As most of you know, I'm far from a full-time writer.
I'm a mom and a wife and a lawyer and a writer.
For me life-work isn't about balance. It's about triage.
I have a preschooler. My husband works full time We both volunteer with non-profits and sit on a few boards. We have pets. Other than a bi-weekly housekeeper, we don't have any household help. I work odd and long hours. No nine-to-five for me. And that is my saving grace.
For the past 8 days I have been completely lost in lawyer mode. Little mommy-ing or wife-ing and absolutely no writing. However, yesterday my lawyering came to a full stop for a few days and I have mommied hard core. I sorted out old toys, hosted an impromptu sleepover party, snuggled on the sofa in front of a Disney movie, made pancakes from scratch, and facilitated crafts. With my child off at preschool, I've got a few hours of writing to sneak in before I move to wife-mode and book past-due medical and dental appointments, make a dry cleaning run, swap out moldy fruit from the fridge for fresh from the grocery, and cook a dinner that doesn't involve a microwave. Wish me luck! And with further luck, perhaps I'll be able to make some substantial writing progress this weekend.
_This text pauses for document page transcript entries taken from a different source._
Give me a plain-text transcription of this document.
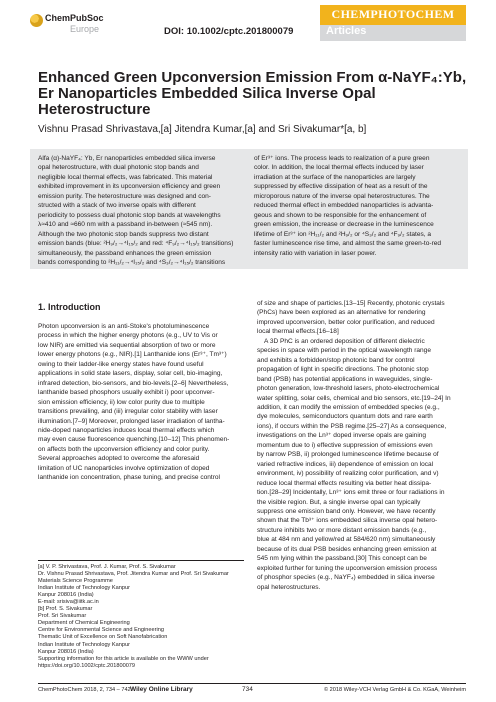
ChemPubSoc
Europe	DOI: 10.1002/cptc.201800079
CHEMPHOTOCHEM
Articles
Enhanced Green Upconversion Emission From α-NaYF₄:Yb, Er Nanoparticles Embedded Silica Inverse Opal Heterostructure
Vishnu Prasad Shrivastava,[a] Jitendra Kumar,[a] and Sri Sivakumar*[a, b]
Alfa (α)-NaYF₄: Yb, Er nanoparticles embedded silica inverse
opal heterostructure, with dual photonic stop bands and
negligible local thermal effects, was fabricated. This material
exhibited improvement in its upconversion efficiency and green
emission purity. The heterostructure was designed and con-
structed with a stack of two inverse opals with different
periodicity to possess dual photonic stop bands at wavelengths
λ≈410 and ≈660 nm with a passband in-between (≈545 nm).
Although the two photonic stop bands suppress two distant
emission bands (blue: ²H₉/₂→⁴I₁₅/₂ and red: ⁴F₉/₂→⁴I₁₅/₂ transitions)
simultaneously, the passband enhances the green emission
bands corresponding to ²H₁₁/₂→⁴I₁₅/₂ and ⁴S₃/₂→⁴I₁₅/₂ transitions
of Er³⁺ ions. The process leads to realization of a pure green
color. In addition, the local thermal effects induced by laser
irradiation at the surface of the nanoparticles are largely
suppressed by effective dissipation of heat as a result of the
microporous nature of the inverse opal heterostructures. The
reduced thermal effect in embedded nanoparticles is advanta-
geous and shown to be responsible for the enhancement of
green emission, the increase or decrease in the luminescence
lifetime of Er³⁺ ion ²H₁₁/₂ and ²H₉/₂ or ⁴S₃/₂ and ⁴F₉/₂ states, a
faster luminescence rise time, and almost the same green-to-red
intensity ratio with variation in laser power.
1. Introduction
Photon upconversion is an anti-Stoke's photoluminescence
process in which the higher energy photons (e.g., UV to Vis or
low NIR) are emitted via sequential absorption of two or more
lower energy photons (e.g., NIR).[1] Lanthanide ions (Er³⁺, Tm³⁺)
owing to their ladder-like energy states have found useful
applications in solid state lasers, display, solar cell, bio-imaging,
infrared detection, bio-sensors, and bio-levels.[2–6] Nevertheless,
lanthanide based phosphors usually exhibit i) poor upconver-
sion emission efficiency, ii) low color purity due to multiple
transitions prevailing, and (iii) irregular color stability with laser
illumination.[7–9] Moreover, prolonged laser irradiation of lantha-
nide-doped nanoparticles induces local thermal effects which
may even cause fluorescence quenching.[10–12] This phenomen-
on affects both the upconversion efficiency and color purity.
Several approaches adopted to overcome the aforesaid
limitation of UC nanoparticles involve optimization of doped
lanthanide ion concentration, phase tuning, and precise control
of size and shape of particles.[13–15] Recently, photonic crystals
(PhCs) have been explored as an alternative for rendering
improved upconversion, better color purification, and reduced
local thermal effects.[16–18]
A 3D PhC is an ordered deposition of different dielectric
species in space with period in the optical wavelength range
and exhibits a forbidden/stop photonic band for control
propagation of light in specific directions. The photonic stop
band (PSB) has potential applications in waveguides, single-
photon generation, low-threshold lasers, photo-electrochemical
water splitting, solar cells, chemical and bio sensors, etc.[19–24] In
addition, it can modify the emission of embedded species (e.g.,
dye molecules, semiconductors quantum dots and rare earth
ions), if occurs within the PSB regime.[25–27] As a consequence,
investigations on the Ln³⁺ doped inverse opals are gaining
momentum due to i) effective suppression of emissions even
by narrow PSB, ii) prolonged luminescence lifetime because of
varied refractive indices, iii) dependence of emission on local
environment, iv) possibility of realizing color purification, and v)
reduce local thermal effects resulting via better heat dissipa-
tion.[28–29] Incidentally, Ln³⁺ ions emit three or four radiations in
the visible region. But, a single inverse opal can typically
suppress one emission band only. However, we have recently
shown that the Tb³⁺ ions embedded silica inverse opal hetero-
structure inhibits two or more distant emission bands (e.g.,
blue at 484 nm and yellow/red at 584/620 nm) simultaneously
because of its dual PSB besides enhancing green emission at
545 nm lying within the passband.[30] This concept can be
exploited further for tuning the upconversion emission process
of phosphor species (e.g., NaYF₄) embedded in silica inverse
opal heterostructures.
[a] V. P. Shrivastava, Prof. J. Kumar, Prof. S. Sivakumar
Dr. Vishnu Prasad Shrivastava, Prof. Jitendra Kumar and Prof. Sri Sivakumar
Materials Science Programme
Indian Institute of Technology Kanpur
Kanpur 208016 (India)
E-mail: srisiva@iitk.ac.in
[b] Prof. S. Sivakumar
Prof. Sri Sivakumar
Department of Chemical Engineering
Centre for Environmental Science and Engineering
Thematic Unit of Excellence on Soft Nanofabrication
Indian Institute of Technology Kanpur
Kanpur 208016 (India)
Supporting information for this article is available on the WWW under
https://doi.org/10.1002/cptc.201800079
ChemPhotoChem 2018, 2, 734 – 742 Wiley Online Library	734	© 2018 Wiley-VCH Verlag GmbH & Co. KGaA, Weinheim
So, no, there isn't any balance in my life. No neatly drawn lines at certain hours of the day. I can't keep all the plates spinning in the air at once. "Multi-tasking" isn't my strong suit. I haven't figured out how to wash dishes while taking a conference call. I certainly don't make play-dough creatures while crafting legal arguments. I float from one 'crisis" to another, focusing on what needs to be done and when I find that task, I'm in it as close to 100% as humanly possible.